1940...may I simply suggest stuffed peppers to satisify(SP)for the need for a ful-flavored pepper dish. Yummys all around if done right! Green peppers are one of the foods that I have found that either people like them - or they hate them. Some seem to be on a "wobbly fence" to be sure some days! GAH!!! Luck to you -let us know how it "goes" either way!! I think that your combo sounds delisch!!!


----------



## CraigC (Apr 14, 2011)

Midnight_Merlot said:


> 1940...may I simply suggest stuffed peppers to satisify(SP)for the need for a ful-flavored pepper dish. Yummys all around if done right! Green peppers are one of the foods that I have found that either people like them - or they hate them. Some seem to be on a "wobbly fence" to be sure some days! GAH!!! Luck to you -let us know how it "goes" either way!! I think that your combo sounds delisch!!!


 
I think the OP is saying they want to get away from the heavy green pepper flavor.

I don't use green peppers for Italian. I don't use any fresh peppers for my Italian sauces. When an Italian dish calls for peppers, I use red, yellow or orange. Maybe a combination of the three. To us they simply have a much better flaovor than the greens.

Craig


----------



## Rocklobster (Apr 14, 2011)

I think it is too late, I'm afraid. You would need to add something else that would overpower the pepper taste. You can't really de flavor a dish but you can mask some flavor by adding other stuff.


----------



## Josie1945 (Apr 14, 2011)

Welcome to DC.

Josie


----------



## jennyema (Apr 14, 2011)

So you've made sauce and it has too much green pepper flavor in it?

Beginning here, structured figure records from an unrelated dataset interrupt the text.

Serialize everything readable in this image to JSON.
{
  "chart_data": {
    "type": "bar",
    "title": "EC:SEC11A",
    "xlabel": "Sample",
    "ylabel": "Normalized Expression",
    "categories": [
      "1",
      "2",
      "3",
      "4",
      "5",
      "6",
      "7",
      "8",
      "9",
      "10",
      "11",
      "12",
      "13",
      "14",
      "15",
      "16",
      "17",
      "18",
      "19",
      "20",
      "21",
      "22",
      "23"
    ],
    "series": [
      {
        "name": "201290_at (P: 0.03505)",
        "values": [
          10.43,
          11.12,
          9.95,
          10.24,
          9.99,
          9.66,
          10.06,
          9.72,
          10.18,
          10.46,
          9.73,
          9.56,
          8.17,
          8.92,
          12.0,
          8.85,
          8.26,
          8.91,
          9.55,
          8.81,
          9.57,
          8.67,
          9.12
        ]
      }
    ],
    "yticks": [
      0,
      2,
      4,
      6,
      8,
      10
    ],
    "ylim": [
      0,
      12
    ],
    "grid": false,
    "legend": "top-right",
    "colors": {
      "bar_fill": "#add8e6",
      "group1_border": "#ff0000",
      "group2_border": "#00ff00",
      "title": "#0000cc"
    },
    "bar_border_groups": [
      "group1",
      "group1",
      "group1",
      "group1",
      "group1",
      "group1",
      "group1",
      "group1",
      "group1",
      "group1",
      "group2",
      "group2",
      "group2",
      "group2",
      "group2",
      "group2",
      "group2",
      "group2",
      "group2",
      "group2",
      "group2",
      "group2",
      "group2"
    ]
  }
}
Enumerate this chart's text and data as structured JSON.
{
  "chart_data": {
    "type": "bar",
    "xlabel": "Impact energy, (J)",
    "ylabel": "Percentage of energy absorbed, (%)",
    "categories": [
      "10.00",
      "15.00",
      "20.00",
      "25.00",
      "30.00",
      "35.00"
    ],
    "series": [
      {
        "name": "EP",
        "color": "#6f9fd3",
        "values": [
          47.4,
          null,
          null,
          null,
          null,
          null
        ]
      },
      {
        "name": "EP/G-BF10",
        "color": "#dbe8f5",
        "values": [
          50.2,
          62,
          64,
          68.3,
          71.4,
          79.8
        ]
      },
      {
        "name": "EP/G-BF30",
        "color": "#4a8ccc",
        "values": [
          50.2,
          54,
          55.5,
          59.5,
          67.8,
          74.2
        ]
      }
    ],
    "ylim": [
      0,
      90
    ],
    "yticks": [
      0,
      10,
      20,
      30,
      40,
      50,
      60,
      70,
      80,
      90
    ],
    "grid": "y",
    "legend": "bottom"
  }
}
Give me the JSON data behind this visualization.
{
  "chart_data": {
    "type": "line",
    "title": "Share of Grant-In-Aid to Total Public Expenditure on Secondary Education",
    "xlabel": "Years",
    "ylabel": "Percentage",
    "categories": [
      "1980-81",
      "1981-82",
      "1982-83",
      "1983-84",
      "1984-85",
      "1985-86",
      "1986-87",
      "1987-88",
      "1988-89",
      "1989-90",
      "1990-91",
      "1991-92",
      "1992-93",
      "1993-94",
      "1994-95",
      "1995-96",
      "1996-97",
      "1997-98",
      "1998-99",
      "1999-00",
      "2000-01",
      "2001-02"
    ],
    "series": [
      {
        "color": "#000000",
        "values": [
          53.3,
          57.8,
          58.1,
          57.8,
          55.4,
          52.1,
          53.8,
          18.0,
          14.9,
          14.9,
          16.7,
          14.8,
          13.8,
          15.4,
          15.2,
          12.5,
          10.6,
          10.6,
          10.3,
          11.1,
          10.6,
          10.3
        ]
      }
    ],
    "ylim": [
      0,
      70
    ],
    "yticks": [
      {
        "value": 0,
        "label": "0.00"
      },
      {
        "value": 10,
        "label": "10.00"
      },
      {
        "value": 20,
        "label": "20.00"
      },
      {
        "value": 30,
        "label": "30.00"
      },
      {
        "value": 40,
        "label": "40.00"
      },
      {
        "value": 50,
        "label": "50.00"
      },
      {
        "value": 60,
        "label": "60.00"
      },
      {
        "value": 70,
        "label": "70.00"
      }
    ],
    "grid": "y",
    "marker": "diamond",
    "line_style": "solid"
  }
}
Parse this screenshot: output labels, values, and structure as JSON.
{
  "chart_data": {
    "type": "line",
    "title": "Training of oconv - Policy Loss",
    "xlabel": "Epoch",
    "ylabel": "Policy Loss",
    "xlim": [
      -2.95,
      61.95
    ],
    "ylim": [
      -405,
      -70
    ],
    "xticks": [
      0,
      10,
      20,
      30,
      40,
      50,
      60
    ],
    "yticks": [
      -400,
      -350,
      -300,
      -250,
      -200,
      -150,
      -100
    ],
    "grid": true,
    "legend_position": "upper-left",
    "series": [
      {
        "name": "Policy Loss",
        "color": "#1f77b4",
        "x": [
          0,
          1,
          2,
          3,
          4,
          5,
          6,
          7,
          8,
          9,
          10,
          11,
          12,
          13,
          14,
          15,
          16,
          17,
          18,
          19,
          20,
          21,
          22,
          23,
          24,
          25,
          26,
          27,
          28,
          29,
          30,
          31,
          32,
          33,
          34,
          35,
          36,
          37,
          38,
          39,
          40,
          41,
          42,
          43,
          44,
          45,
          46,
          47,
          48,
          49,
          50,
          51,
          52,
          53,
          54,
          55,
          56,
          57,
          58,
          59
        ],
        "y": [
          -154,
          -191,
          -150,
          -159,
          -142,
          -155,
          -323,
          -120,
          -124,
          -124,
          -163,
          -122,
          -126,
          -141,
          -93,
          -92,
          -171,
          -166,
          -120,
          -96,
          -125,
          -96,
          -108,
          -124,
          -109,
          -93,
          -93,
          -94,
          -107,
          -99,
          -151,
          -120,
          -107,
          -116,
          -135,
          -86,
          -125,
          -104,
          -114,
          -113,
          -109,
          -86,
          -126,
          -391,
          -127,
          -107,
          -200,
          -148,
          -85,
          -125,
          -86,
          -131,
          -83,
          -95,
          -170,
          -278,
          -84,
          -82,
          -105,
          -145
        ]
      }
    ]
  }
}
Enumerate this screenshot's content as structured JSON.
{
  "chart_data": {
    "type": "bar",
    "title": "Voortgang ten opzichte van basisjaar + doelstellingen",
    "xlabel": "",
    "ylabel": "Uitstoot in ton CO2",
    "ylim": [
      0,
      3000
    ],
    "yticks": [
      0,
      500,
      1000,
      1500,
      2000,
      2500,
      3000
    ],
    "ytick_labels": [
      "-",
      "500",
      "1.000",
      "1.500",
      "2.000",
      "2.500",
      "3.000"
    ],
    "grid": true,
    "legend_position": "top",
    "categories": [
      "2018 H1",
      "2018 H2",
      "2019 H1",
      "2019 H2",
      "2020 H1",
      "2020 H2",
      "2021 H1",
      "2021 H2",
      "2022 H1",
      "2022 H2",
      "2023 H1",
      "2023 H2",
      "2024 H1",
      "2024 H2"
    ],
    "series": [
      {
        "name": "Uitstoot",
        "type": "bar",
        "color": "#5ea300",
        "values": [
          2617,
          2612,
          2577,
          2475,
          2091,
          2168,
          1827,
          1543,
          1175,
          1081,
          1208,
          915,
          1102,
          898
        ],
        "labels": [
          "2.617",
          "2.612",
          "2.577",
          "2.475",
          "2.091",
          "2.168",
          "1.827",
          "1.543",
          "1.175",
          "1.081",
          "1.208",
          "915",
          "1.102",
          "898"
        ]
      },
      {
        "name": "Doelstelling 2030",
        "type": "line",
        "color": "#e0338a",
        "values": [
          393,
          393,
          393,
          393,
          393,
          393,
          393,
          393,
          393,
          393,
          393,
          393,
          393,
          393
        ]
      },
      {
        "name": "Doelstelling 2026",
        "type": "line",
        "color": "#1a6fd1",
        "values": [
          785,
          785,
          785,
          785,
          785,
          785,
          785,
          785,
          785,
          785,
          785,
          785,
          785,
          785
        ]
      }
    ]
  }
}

Make a half batch more without any peppers and combine them.

That's really the only way to go.


----------



## sparrowgrass (Apr 15, 2011)

Or just pack it up and send it to me.  I love green peppers.


----------



## PattY1 (Apr 15, 2011)

dickf1940 said:


> I have a strong Green Pepper taste in the spegetti sauce and I was wondering if anyone had an idea of how to counter the Green Pepper taste to bring it down.




Leave them out next time.


----------



## Claire (Apr 16, 2011)

The next time you make the sauce, buy red or yellow peppers and roast them first.  It sounds like a lot of trouble, but you can freeze them and just use a slice or two in your sauces.


----------